DENVER (AP) — The Latest on a planned strike by Denver teachers (all times local):
Denver school officials have asked the state to intervene in its pay dispute with teachers, a move that will delay a strike that had been scheduled to start Monday.
Denver Public Schools followed through with its plan to ask for help from the state labor department on Wednesday after teachers overwhelmingly voted to strike. Alexandra Hall, the director of the department's labor division, says the teachers' union will be asked to respond to the district's request.
Until they do and the department decides whether to get involved, she says the union can't strike.
That process could take up to 24 days but it all depends on how long the union takes to respond and the state to decide.
Union negotiator Rob Gould says the union will respond quickly. He says a strike won't happen Monday but he couldn't say how soon it could begin after that.
Colorado Gov. Jared Polis is trying to see if he can help prevent Denver teachers from striking next week.

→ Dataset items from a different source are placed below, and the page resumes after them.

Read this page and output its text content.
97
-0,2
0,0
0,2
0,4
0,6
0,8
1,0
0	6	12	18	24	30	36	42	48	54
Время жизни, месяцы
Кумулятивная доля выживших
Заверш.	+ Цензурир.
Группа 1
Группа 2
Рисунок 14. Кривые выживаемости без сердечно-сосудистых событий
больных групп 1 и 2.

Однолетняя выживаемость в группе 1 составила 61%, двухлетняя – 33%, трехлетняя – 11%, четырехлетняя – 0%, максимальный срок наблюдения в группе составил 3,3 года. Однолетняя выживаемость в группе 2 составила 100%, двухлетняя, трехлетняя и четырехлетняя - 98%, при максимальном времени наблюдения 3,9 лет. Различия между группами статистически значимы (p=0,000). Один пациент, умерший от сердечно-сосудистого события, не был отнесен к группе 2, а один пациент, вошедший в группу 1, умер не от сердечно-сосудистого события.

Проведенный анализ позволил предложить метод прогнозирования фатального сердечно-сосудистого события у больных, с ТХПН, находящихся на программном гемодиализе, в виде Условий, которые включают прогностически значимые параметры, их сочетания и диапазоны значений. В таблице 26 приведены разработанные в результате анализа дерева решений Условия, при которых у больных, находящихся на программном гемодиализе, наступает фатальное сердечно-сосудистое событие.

Polis said Wednesday that he would meet with representatives of the school district and the teachers' union to see if he could "play a role in bringing them together." But the Democrat who has vowed to increase school funding declined to elaborate.
Teachers announced a strike vote Tuesday.
The earliest they could walk off the job is Monday. However, the state labor department could also intervene and put the strike on hold for up to 180 days.
Denver superintendent Susana Cordova says the school district will ask the state to step in but it's up to the department to decide whether to get involved.